The Word of God through the apostles is the message that brings unity with the Godhead. John wrote further, “That which we have seen and heard declare we unto you, that ye also may have fellowship with us: and truly our fellowship is with the Father, and with his Son Jesus Christ” (1 John 1:3). There is no doubt that the apostles were in the right relationship with God. Paul wrote of God’s divine economy, “And God hath set some in the church, first apostles” (1 Corinthians 12:28). Paul wrote to Timothy, “Take heed unto thyself, and unto the doctrine; continue in them: for in doing this thou shalt both save thyself, and them that hear thee” (1 Timothy 4:16). He would follow that with the words, “If any man teach otherwise, and consent not to wholesome words, even the words of our Lord Jesus Christ, and to the doctrine which is according to godliness; He is proud, knowing nothing” (1 Timothy 6:3-4). Unity with God demands unity with the teaching (John 13:23-24).

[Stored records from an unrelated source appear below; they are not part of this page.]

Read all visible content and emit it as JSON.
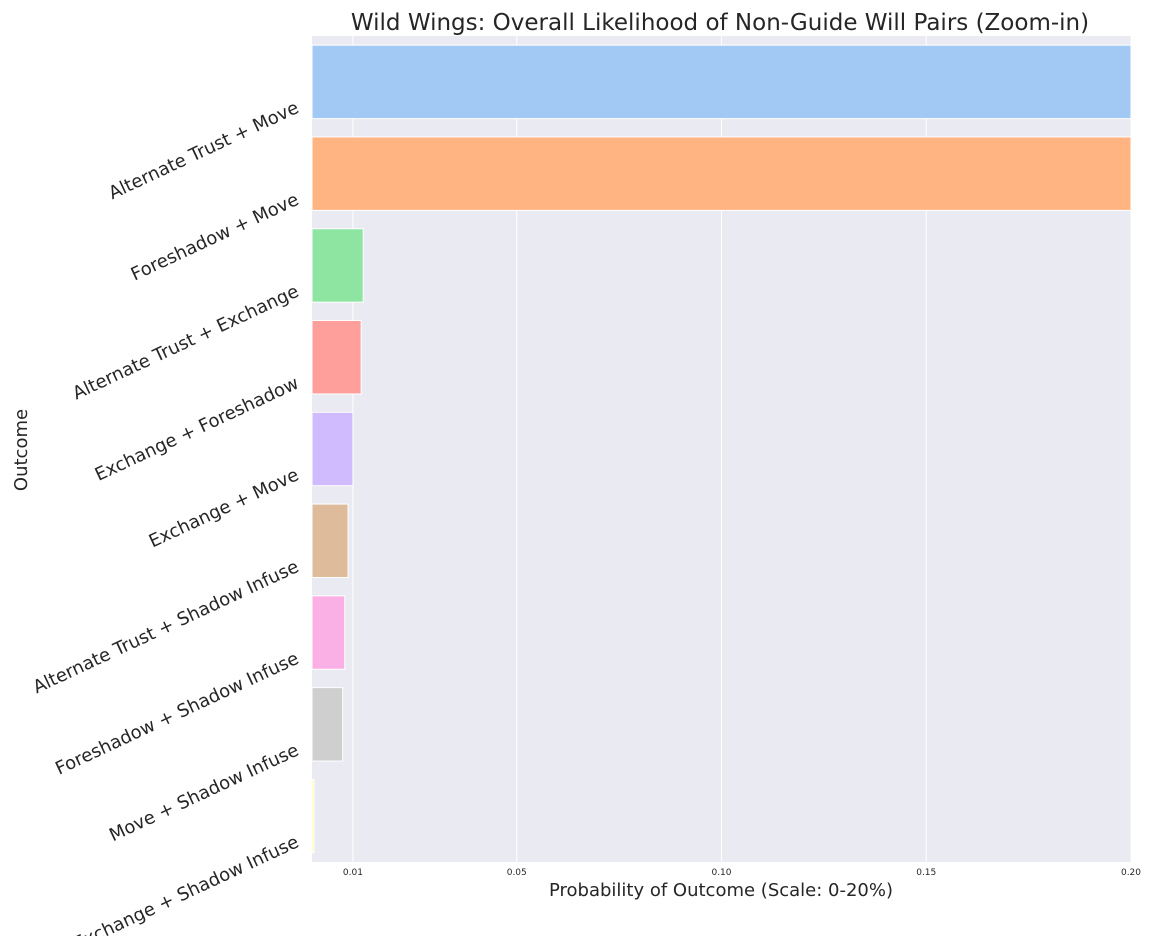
{
  "chart_data": {
    "type": "bar",
    "orientation": "horizontal",
    "title": "Wild Wings: Overall Likelihood of Non-Guide Will Pairs (Zoom-in)",
    "xlabel": "Probability of Outcome (Scale: 0-20%)",
    "ylabel": "Outcome",
    "xlim": [
      0,
      0.2
    ],
    "x_ticks": [
      {
        "value": 0.01,
        "label": "0.01"
      },
      {
        "value": 0.05,
        "label": "0.05"
      },
      {
        "value": 0.1,
        "label": "0.10"
      },
      {
        "value": 0.15,
        "label": "0.15"
      },
      {
        "value": 0.2,
        "label": "0.20"
      }
    ],
    "grid": true,
    "categories": [
      "Alternate Trust + Move",
      "Foreshadow + Move",
      "Alternate Trust + Exchange",
      "Exchange + Foreshadow",
      "Exchange + Move",
      "Alternate Trust + Shadow Infuse",
      "Foreshadow + Shadow Infuse",
      "Move + Shadow Infuse",
      "Exchange + Shadow Infuse"
    ],
    "values": [
      0.2,
      0.2,
      0.0125,
      0.012,
      0.01,
      0.0088,
      0.008,
      0.0075,
      0.0005
    ],
    "colors": [
      "#a1c9f4",
      "#ffb482",
      "#8de5a1",
      "#ff9f9b",
      "#d0bbff",
      "#debb9b",
      "#fab0e4",
      "#cfcfcf",
      "#fffea3"
    ],
    "background_color": "#eaeaf2",
    "grid_color": "#ffffff"
  }
}
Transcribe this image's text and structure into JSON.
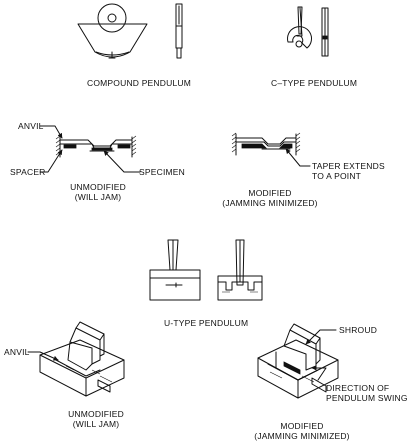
{
  "labels": {
    "compound_pendulum": "COMPOUND PENDULUM",
    "c_type_pendulum": "C–TYPE PENDULUM",
    "anvil_top": "ANVIL",
    "spacer": "SPACER",
    "specimen": "SPECIMEN",
    "unmodified_top_line1": "UNMODIFIED",
    "unmodified_top_line2": "(WILL JAM)",
    "taper_line1": "TAPER EXTENDS",
    "taper_line2": "TO A POINT",
    "modified_top_line1": "MODIFIED",
    "modified_top_line2": "(JAMMING MINIMIZED)",
    "u_type_pendulum": "U-TYPE PENDULUM",
    "anvil_bottom": "ANVIL",
    "unmodified_bottom_line1": "UNMODIFIED",
    "unmodified_bottom_line2": "(WILL JAM)",
    "shroud": "SHROUD",
    "direction_line1": "DIRECTION OF",
    "direction_line2": "PENDULUM SWING",
    "modified_bottom_line1": "MODIFIED",
    "modified_bottom_line2": "(JAMMING MINIMIZED)"
  }
}
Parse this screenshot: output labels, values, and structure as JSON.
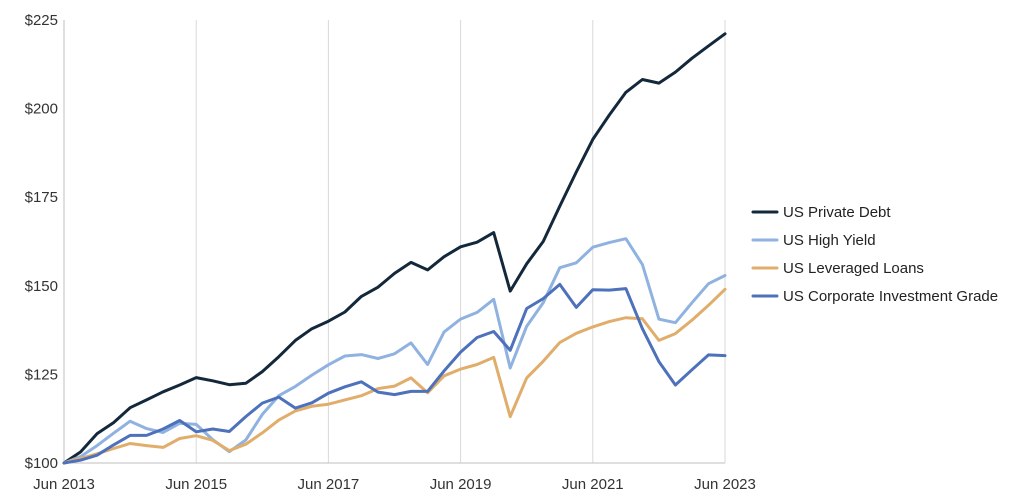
{
  "chart_data": {
    "type": "line",
    "title": "",
    "xlabel": "",
    "ylabel": "",
    "x_tick_labels": [
      "Jun 2013",
      "Jun 2015",
      "Jun 2017",
      "Jun 2019",
      "Jun 2021",
      "Jun 2023"
    ],
    "y_tick_labels": [
      "$100",
      "$125",
      "$150",
      "$175",
      "$200",
      "$225"
    ],
    "y_ticks": [
      100,
      125,
      150,
      175,
      200,
      225
    ],
    "ylim": [
      100,
      225
    ],
    "x_unit": "quarter",
    "xlim": [
      "2013-06",
      "2023-06"
    ],
    "grid": "vertical gridlines at labeled dates",
    "legend_position": "right",
    "x": [
      "2013-06",
      "2013-09",
      "2013-12",
      "2014-03",
      "2014-06",
      "2014-09",
      "2014-12",
      "2015-03",
      "2015-06",
      "2015-09",
      "2015-12",
      "2016-03",
      "2016-06",
      "2016-09",
      "2016-12",
      "2017-03",
      "2017-06",
      "2017-09",
      "2017-12",
      "2018-03",
      "2018-06",
      "2018-09",
      "2018-12",
      "2019-03",
      "2019-06",
      "2019-09",
      "2019-12",
      "2020-03",
      "2020-06",
      "2020-09",
      "2020-12",
      "2021-03",
      "2021-06",
      "2021-09",
      "2021-12",
      "2022-03",
      "2022-06",
      "2022-09",
      "2022-12",
      "2023-03",
      "2023-06"
    ],
    "series": [
      {
        "name": "US Private Debt",
        "color": "#14283b",
        "values": [
          100,
          103.1,
          108.3,
          111.4,
          115.6,
          117.8,
          120.1,
          122.0,
          124.1,
          123.2,
          122.1,
          122.5,
          125.8,
          130.0,
          134.6,
          137.9,
          140.0,
          142.6,
          147.0,
          149.6,
          153.5,
          156.6,
          154.5,
          158.2,
          161.0,
          162.3,
          165.0,
          148.5,
          156.2,
          162.5,
          172.5,
          182.1,
          191.3,
          198.2,
          204.6,
          208.2,
          207.2,
          210.3,
          214.2,
          217.7,
          221.1
        ]
      },
      {
        "name": "US High Yield",
        "color": "#8fb2e0",
        "values": [
          100,
          101.8,
          104.9,
          108.4,
          111.8,
          109.7,
          108.6,
          111.2,
          110.9,
          106.6,
          103.2,
          106.5,
          113.7,
          119.0,
          121.6,
          124.8,
          127.7,
          130.2,
          130.6,
          129.5,
          130.8,
          133.9,
          127.8,
          137.0,
          140.6,
          142.5,
          146.2,
          126.8,
          138.6,
          145.2,
          155.1,
          156.5,
          160.9,
          162.2,
          163.3,
          156.0,
          140.6,
          139.6,
          145.2,
          150.6,
          152.9
        ]
      },
      {
        "name": "US Leveraged Loans",
        "color": "#e0ad6b",
        "values": [
          100,
          101.3,
          102.6,
          104.1,
          105.5,
          104.9,
          104.4,
          106.9,
          107.7,
          106.4,
          103.5,
          105.3,
          108.5,
          112.1,
          114.7,
          116.0,
          116.6,
          117.8,
          119.0,
          121.0,
          121.7,
          124.0,
          119.8,
          124.6,
          126.5,
          127.8,
          129.8,
          113.1,
          124.0,
          128.7,
          134.0,
          136.6,
          138.4,
          139.9,
          141.0,
          140.7,
          134.6,
          136.5,
          140.3,
          144.5,
          149.0
        ]
      },
      {
        "name": "US Corporate Investment Grade",
        "color": "#4d71bb",
        "values": [
          100,
          100.8,
          102.2,
          105.1,
          107.8,
          107.8,
          109.6,
          112.0,
          108.8,
          109.6,
          108.9,
          113.1,
          116.9,
          118.6,
          115.5,
          117.0,
          119.7,
          121.5,
          122.9,
          120.0,
          119.3,
          120.2,
          120.2,
          126.0,
          131.3,
          135.4,
          137.1,
          131.8,
          143.6,
          146.4,
          150.4,
          143.9,
          148.9,
          148.8,
          149.2,
          137.9,
          128.6,
          122.0,
          126.3,
          130.5,
          130.3
        ]
      }
    ]
  }
}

Unity Turned toward Affecting the World

Jesus stated of this unity, “that the world may believe that thou hast sent me” (John 17:21).The unity of believers in the same truth makes a bold statement to the world. False teaching creates confusion (James 3:15-16) and is not of God (1 Corinthians 14:33). The world needs a clear message unmixed with the doctrines of men. It needs to be distinctive in its stand and wholeheartedly made a way of living by its adherents. The claim that one can believe whatever and still be right with God is scoffed at by the unbelieving world and condemned by the Bible (Matthew 7:21-23; 15:9). Truth, by definition, is consistent with itself and not self-contradictory.